Si on vous parle de photos érotiques et de regards amoureux, il y a de bonnes chances que vous pensiez à des images de femmes, lascives, sensuelles. À la limite, des clichés d’hommes pris par d’autres hommes. Où sont les images érotiques d’hommes prises par des femmes ? Jusqu’ici nulle part, jusqu’au projet Lusted Men.
C’est une réalité : l’érotisme est souvent associé à la féminité. Pas évident de penser à un travail photographique exposé au musée dans lequel les hommes sont érotisés par des femmes hétéro ou bisexuelles. « La culture visuelle a en effet appris aux femmes à se mettre en valeur, à se laisser observer et à se dévoiler face caméra », rappelle le site officiel du projet Lusted Men. Du même coup, citons le critique d’art John Berger : « l’homme agit, la femme paraît. Les hommes regardent les femmes, les femmes se regardent être regardées« .

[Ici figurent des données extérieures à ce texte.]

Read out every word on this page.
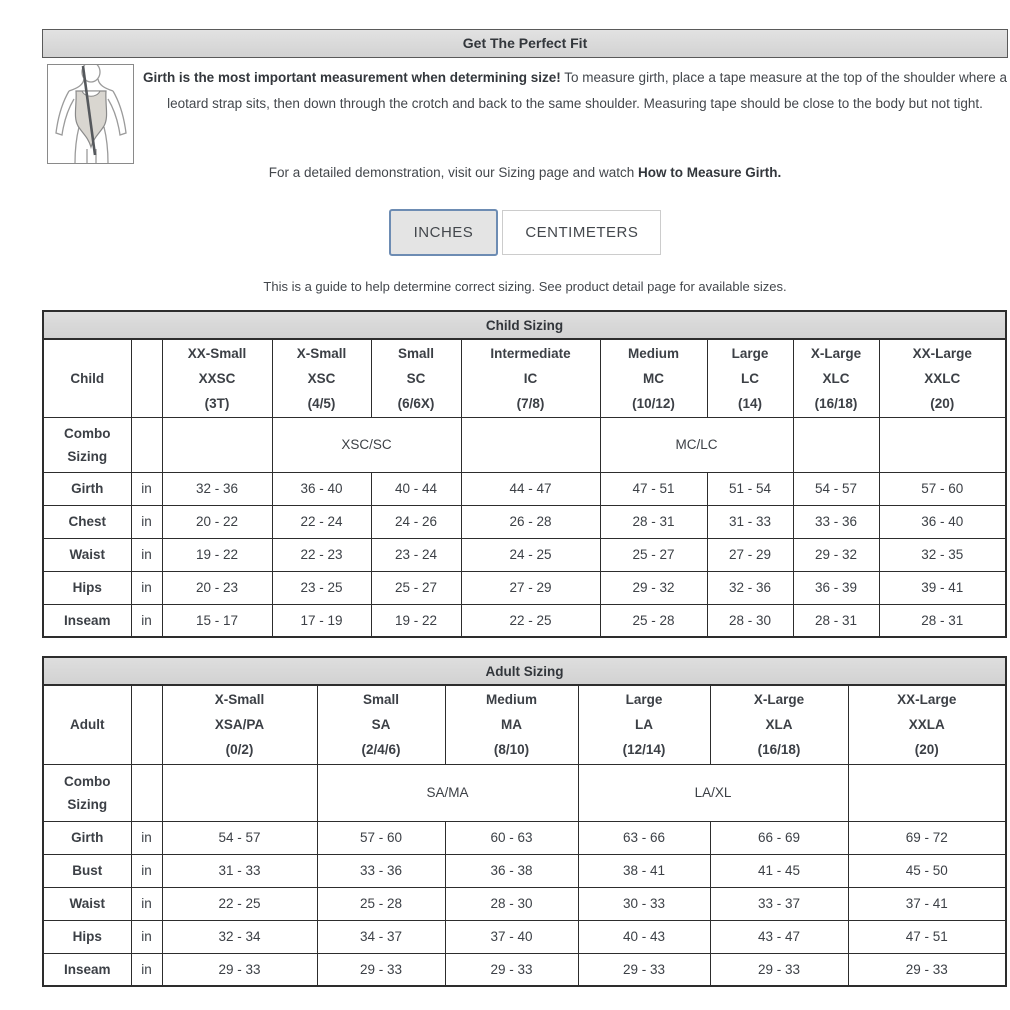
Get The Perfect Fit
Girth is the most important measurement when determining size! To measure girth, place a tape measure at the top of the shoulder where a leotard strap sits, then down through the crotch and back to the same shoulder. Measuring tape should be close to the body but not tight.
For a detailed demonstration, visit our Sizing page and watch How to Measure Girth.
INCHES	CENTIMETERS
This is a guide to help determine correct sizing. See product detail page for available sizes.
Child Sizing									
Child		XX-Small
XXSC
(3T)	X-Small
XSC
(4/5)	Small
SC
(6/6X)	Intermediate
IC
(7/8)	Medium
MC
(10/12)	Large
LC
(14)	X-Large
XLC
(16/18)	XX-Large
XXLC
(20)
Combo
Sizing			XSC/SC			MC/LC			
Girth	in	32 - 36	36 - 40	40 - 44	44 - 47	47 - 51	51 - 54	54 - 57	57 - 60
Chest	in	20 - 22	22 - 24	24 - 26	26 - 28	28 - 31	31 - 33	33 - 36	36 - 40
Waist	in	19 - 22	22 - 23	23 - 24	24 - 25	25 - 27	27 - 29	29 - 32	32 - 35
Hips	in	20 - 23	23 - 25	25 - 27	27 - 29	29 - 32	32 - 36	36 - 39	39 - 41
Inseam	in	15 - 17	17 - 19	19 - 22	22 - 25	25 - 28	28 - 30	28 - 31	28 - 31
Adult Sizing							
Adult		X-Small
XSA/PA
(0/2)	Small
SA
(2/4/6)	Medium
MA
(8/10)	Large
LA
(12/14)	X-Large
XLA
(16/18)	XX-Large
XXLA
(20)
Combo
Sizing			SA/MA		LA/XL		
Girth	in	54 - 57	57 - 60	60 - 63	63 - 66	66 - 69	69 - 72
Bust	in	31 - 33	33 - 36	36 - 38	38 - 41	41 - 45	45 - 50
Waist	in	22 - 25	25 - 28	28 - 30	30 - 33	33 - 37	37 - 41
Hips	in	32 - 34	34 - 37	37 - 40	40 - 43	43 - 47	47 - 51
Inseam	in	29 - 33	29 - 33	29 - 33	29 - 33	29 - 33	29 - 33
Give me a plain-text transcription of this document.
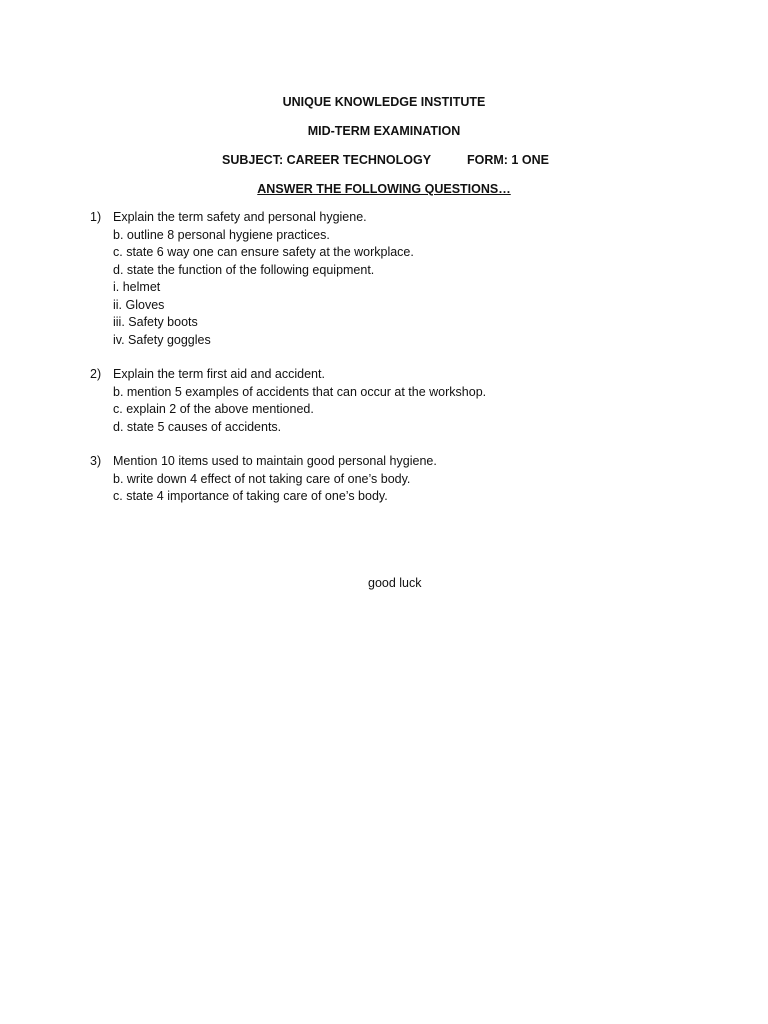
UNIQUE KNOWLEDGE INSTITUTE
MID-TERM EXAMINATION
SUBJECT: CAREER TECHNOLOGY	FORM: 1 ONE
ANSWER THE FOLLOWING QUESTIONS…
1) Explain the term safety and personal hygiene.
b. outline 8 personal hygiene practices.
c. state 6 way one can ensure safety at the workplace.
d. state the function of the following equipment.
i. helmet
ii. Gloves
iii. Safety boots
iv. Safety goggles
2) Explain the term first aid and accident.
b. mention 5 examples of accidents that can occur at the workshop.
c. explain 2 of the above mentioned.
d. state 5 causes of accidents.
3) Mention 10 items used to maintain good personal hygiene.
b. write down 4 effect of not taking care of one’s body.
c. state 4 importance of taking care of one’s body.
good luck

Un érotisme jusqu’ici surtout assumé par la communauté queer
Oui, il y a bien la splendide exposition « Habibi, les révolutions de l’amour » qui se trouvait à l’Institut du Monde arabe il y a deux ans. On y voyait des peintures d’hommes allongés sur des méridiennes de velours, dans des positions qui révélaient des courbes que l’on ne souligne habituellement que chez les femmes. Des photos suggestives. En tant que femme, j’avais été bouleversée par la nouveauté de ces images pour moi. Et par leur rareté. Oui, mais. L’exposition est signée de plusieurs artistes LGBTQIA+. Jusqu’ici, ce sont elles et eux qui ont ouvertement osé érotiser les corps masculins. Trouver une photographe, femme hétéro ou bisexuelle qui a fait un travail d’érotisation des hommes est autrement plus difficile. Ou devrais-je dire « était »…
Affiche de l’exposition « Habibi, les révolutions de l’amour«
Des photos sorties des tiroirs et des imaginaires
C’était difficile, jusqu’à ce que Nova en trouve un tas réunies dans un album complet, qui s’apprête à sortir le 31 octobre prochain. Le livre s’appelle Lusted Men, c’est une production artistique en forme d’enquête photographique. Une collection qui vient combler un vide, celui de l’absence de ces photos d’hommes. Elles étaient jusqu’ici dans les tiroirs, dans les imaginaires. Les voilà dehors ! Ça va du nu, shooté en studio, jusqu’à la spontanéité du selfie post-coïtal. Derrière l’objectif : des femmes de tous horizons, ayant répondu à l’appel à projet du désormais Collectif Lusted Men. Depuis le lancement en 2019, les organisatrices ont reçu plus de 230 contributions, des photos venues de plusieurs pays du monde. Résultat : cette archive vivante qui élargit enfin la perception des masculinités. Parce qu’érotiser, c’est poser le regard sur cette personne, une position plus vulnérable, fragile, douce… ce qui était pour l’heure plutôt projeté sur la gent féminine. Encore une preuve, s’il en fallait une, que le désir, c’est politique.
À voir au musée ! Lusted Men de passage à Paris
Dans la préface de l’ouvrage Lusted Men, la journaliste Maïa Mazaurette raconte les regards sur les hommes de ces chercheuses en sociologie, artistes graveuses ou photographes, curatrices et autres docteures en anthropologie, derrière les appareils photos. Lusted Men, ce sont ainsi 700 pages de photos disponibles dans les librairies le 31 octobre. Le projet a déjà été exposé à Arles, à Bruxelles, à Nice, et passera à Paris du 7 au 11 novembre au festival Photo Saint-Germain.